Research Branch Report No. 235
The introduced five-spined bark beetle, Ips grandicollis, in Victorian radiata pine plantations. I. First progress report. F. G. Neumann and J. L. Morey. December 1983. 31 pp. (unpubl.)
SUMMARY
The North American five-spined bark beetle, Ips grandicollis (Eichhoff), was found established in radiata pine (Pinus radiata D. Don) plantations west of Dartmoor in south-western Victoria in February 1982. The insect has also occurred in mill yards at Colac and Benalla within inner bark on pine logs from south-eastern South Australia, where it became established in the late 1970s. A natural eastward spread is inevitable, as geographic barriers are absent and susceptible pine material is abundant along the route.
The insect is essentially a ‘secondary’ pest of inner bark on green logging slash, and on recently felled, windthrown, wind-fractured, snow-damaged, or lightning-killed trees, though it can become ‘primary’ in late summer/early autumn, when healthy trees may be killed following massive ‘feeding’ attacks and the destruction of the inner bark by adults of both sexes. The wood of infested material is degraded during winter by beetle-borne blue-stain fungi. Few trees have so far been killed, and most have been located in peripheral rows of 3 to 17-year-old plantations in the vicinity of infested logging coupes. Plantations extensively damaged by protracted drought and other physical or biotic agencies provide suitable environments for a build-up of large tree-killing populations; most vulnerable are expected to be those located near major softwood industries where large quantities of susceptible green slash occur close to concentrations of logs awaiting conversion.

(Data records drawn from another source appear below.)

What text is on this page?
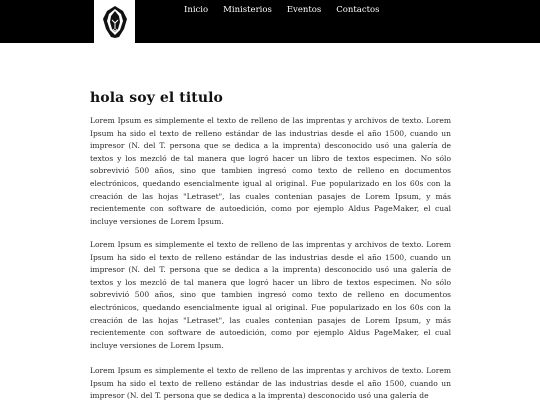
Inicio Ministerios Eventos Contactos
hola soy el titulo

Lorem Ipsum es simplemente el texto de relleno de las imprentas y archivos de texto. Lorem Ipsum ha sido el texto de relleno estándar de las industrias desde el año 1500, cuando un impresor (N. del T. persona que se dedica a la imprenta) desconocido usó una galería de textos y los mezcló de tal manera que logró hacer un libro de textos especimen. No sólo sobrevivió 500 años, sino que tambien ingresó como texto de relleno en documentos electrónicos, quedando esencialmente igual al original. Fue popularizado en los 60s con la creación de las hojas "Letraset", las cuales contenian pasajes de Lorem Ipsum, y más recientemente con software de autoedición, como por ejemplo Aldus PageMaker, el cual incluye versiones de Lorem Ipsum.

Lorem Ipsum es simplemente el texto de relleno de las imprentas y archivos de texto. Lorem Ipsum ha sido el texto de relleno estándar de las industrias desde el año 1500, cuando un impresor (N. del T. persona que se dedica a la imprenta) desconocido usó una galería de textos y los mezcló de tal manera que logró hacer un libro de textos especimen. No sólo sobrevivió 500 años, sino que tambien ingresó como texto de relleno en documentos electrónicos, quedando esencialmente igual al original. Fue popularizado en los 60s con la creación de las hojas "Letraset", las cuales contenian pasajes de Lorem Ipsum, y más recientemente con software de autoedición, como por ejemplo Aldus PageMaker, el cual incluye versiones de Lorem Ipsum.

Lorem Ipsum es simplemente el texto de relleno de las imprentas y archivos de texto. Lorem Ipsum ha sido el texto de relleno estándar de las industrias desde el año 1500, cuando un impresor (N. del T. persona que se dedica a la imprenta) desconocido usó una galería de
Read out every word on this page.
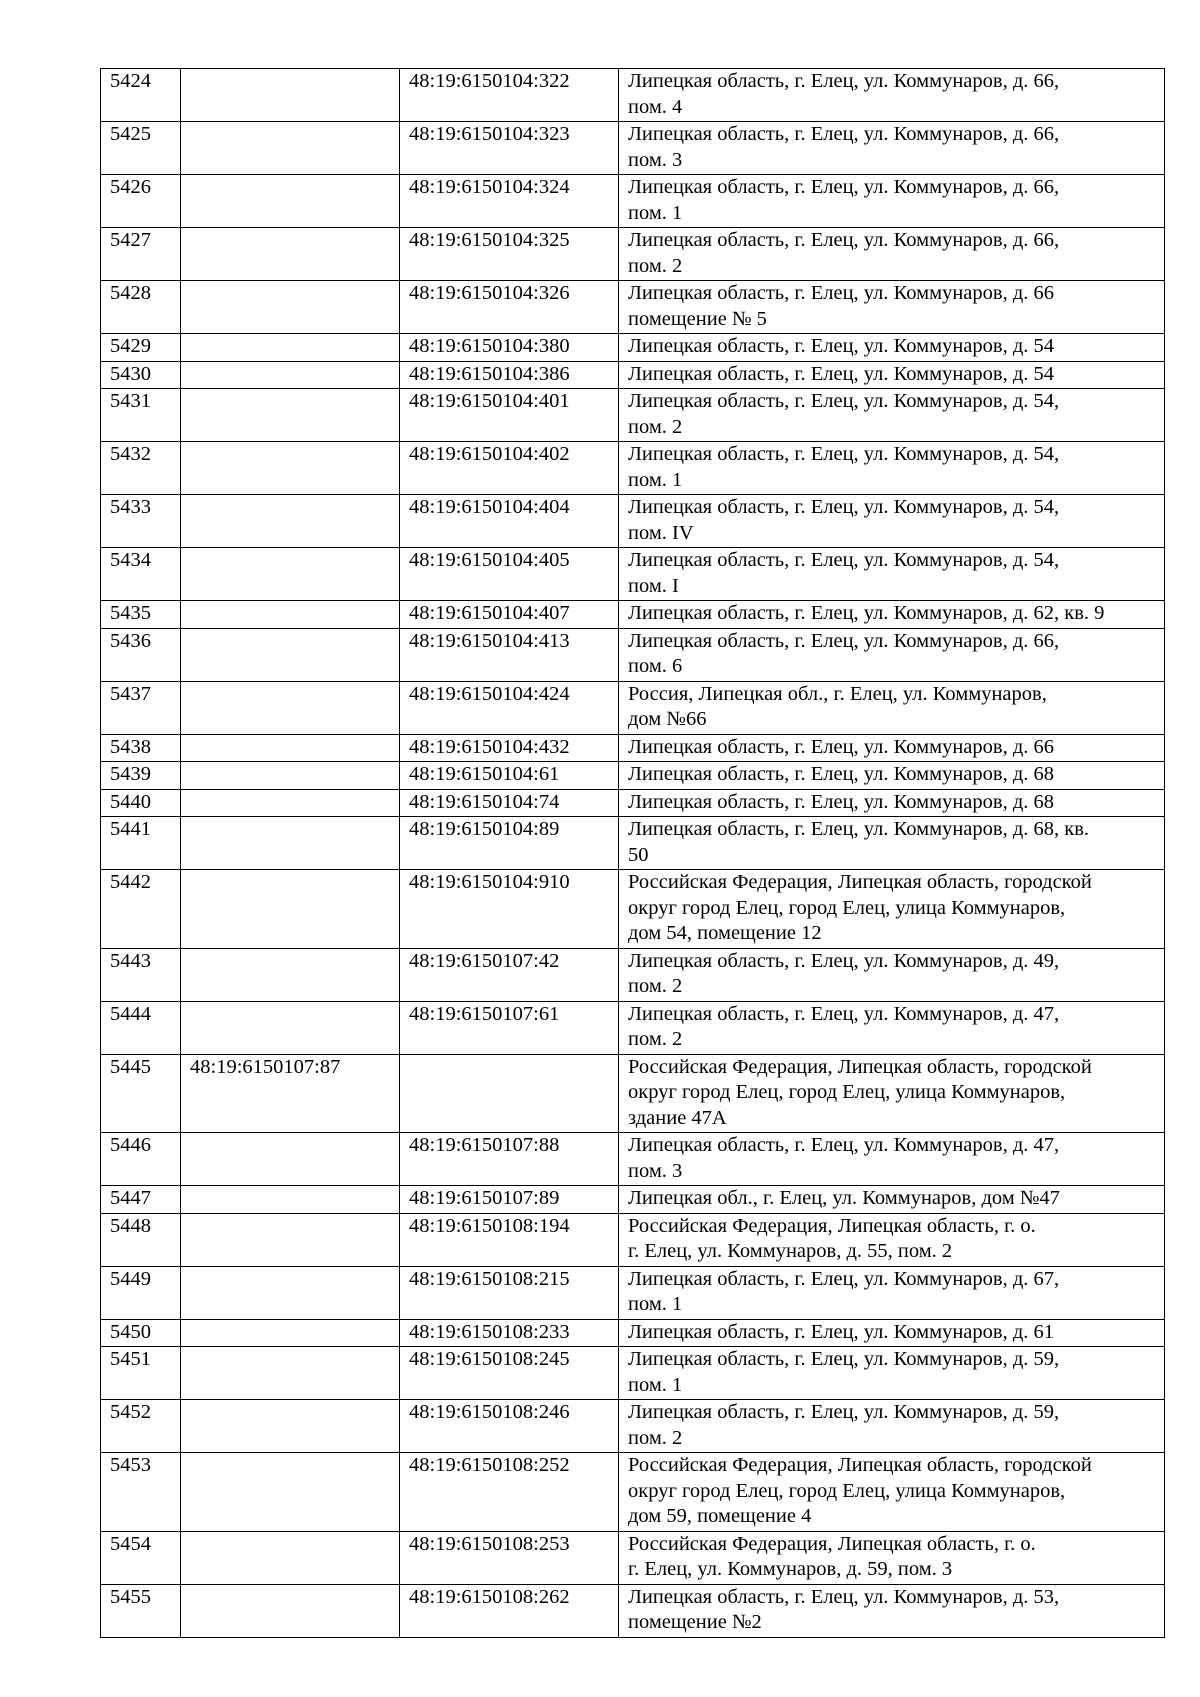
5424		48:19:6150104:322	Липецкая область, г. Елец, ул. Коммунаров, д. 66,
пом. 4
5425		48:19:6150104:323	Липецкая область, г. Елец, ул. Коммунаров, д. 66,
пом. 3
5426		48:19:6150104:324	Липецкая область, г. Елец, ул. Коммунаров, д. 66,
пом. 1
5427		48:19:6150104:325	Липецкая область, г. Елец, ул. Коммунаров, д. 66,
пом. 2
5428		48:19:6150104:326	Липецкая область, г. Елец, ул. Коммунаров, д. 66
помещение № 5
5429		48:19:6150104:380	Липецкая область, г. Елец, ул. Коммунаров, д. 54
5430		48:19:6150104:386	Липецкая область, г. Елец, ул. Коммунаров, д. 54
5431		48:19:6150104:401	Липецкая область, г. Елец, ул. Коммунаров, д. 54,
пом. 2
5432		48:19:6150104:402	Липецкая область, г. Елец, ул. Коммунаров, д. 54,
пом. 1
5433		48:19:6150104:404	Липецкая область, г. Елец, ул. Коммунаров, д. 54,
пом. IV
5434		48:19:6150104:405	Липецкая область, г. Елец, ул. Коммунаров, д. 54,
пом. I
5435		48:19:6150104:407	Липецкая область, г. Елец, ул. Коммунаров, д. 62, кв. 9
5436		48:19:6150104:413	Липецкая область, г. Елец, ул. Коммунаров, д. 66,
пом. 6
5437		48:19:6150104:424	Россия, Липецкая обл., г. Елец, ул. Коммунаров,
дом №66
5438		48:19:6150104:432	Липецкая область, г. Елец, ул. Коммунаров, д. 66
5439		48:19:6150104:61	Липецкая область, г. Елец, ул. Коммунаров, д. 68
5440		48:19:6150104:74	Липецкая область, г. Елец, ул. Коммунаров, д. 68
5441		48:19:6150104:89	Липецкая область, г. Елец, ул. Коммунаров, д. 68, кв.
50
5442		48:19:6150104:910	Российская Федерация, Липецкая область, городской
округ город Елец, город Елец, улица Коммунаров,
дом 54, помещение 12
5443		48:19:6150107:42	Липецкая область, г. Елец, ул. Коммунаров, д. 49,
пом. 2
5444		48:19:6150107:61	Липецкая область, г. Елец, ул. Коммунаров, д. 47,
пом. 2
5445	48:19:6150107:87		Российская Федерация, Липецкая область, городской
округ город Елец, город Елец, улица Коммунаров,
здание 47А
5446		48:19:6150107:88	Липецкая область, г. Елец, ул. Коммунаров, д. 47,
пом. 3
5447		48:19:6150107:89	Липецкая обл., г. Елец, ул. Коммунаров, дом №47
5448		48:19:6150108:194	Российская Федерация, Липецкая область, г. о.
г. Елец, ул. Коммунаров, д. 55, пом. 2
5449		48:19:6150108:215	Липецкая область, г. Елец, ул. Коммунаров, д. 67,
пом. 1
5450		48:19:6150108:233	Липецкая область, г. Елец, ул. Коммунаров, д. 61
5451		48:19:6150108:245	Липецкая область, г. Елец, ул. Коммунаров, д. 59,
пом. 1
5452		48:19:6150108:246	Липецкая область, г. Елец, ул. Коммунаров, д. 59,
пом. 2
5453		48:19:6150108:252	Российская Федерация, Липецкая область, городской
округ город Елец, город Елец, улица Коммунаров,
дом 59, помещение 4
5454		48:19:6150108:253	Российская Федерация, Липецкая область, г. о.
г. Елец, ул. Коммунаров, д. 59, пом. 3
5455		48:19:6150108:262	Липецкая область, г. Елец, ул. Коммунаров, д. 53,
помещение №2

In South-western Victoria, three generations are produced between spring and autumn, and a fourth between late autumn and mid-spring. Many of the late-autumn adults hibernate below bark until mid-spring. Population levels decline during winter, hence beetle numbers are low in early spring, when dispersal flights resume and breeding commences in green, unbarked, dead pine material. The number of beetles and tree deaths may be kept low by applying certain silvicultural measures and by mass-trapping of airborne adults along outer rows of susceptible plantations with commercially available, synthetic, species-specific pheromones. More timely utilisation procedures could reduce the insect’s rate of spread. Future research will concentrate on ways of maximising the mass trapping of beetles with pheromones, and on a Victoria-wide distribution survey of the insect by means of pheromones.
Also published:
Neumann, F.G. and Morey, J.L. (1984) Studies on the introduced bark beetle (Ips grandicollis (Eichhoff)) in Victorian radiata pine plantations. Aust. For. Res. 14(4): 283-300.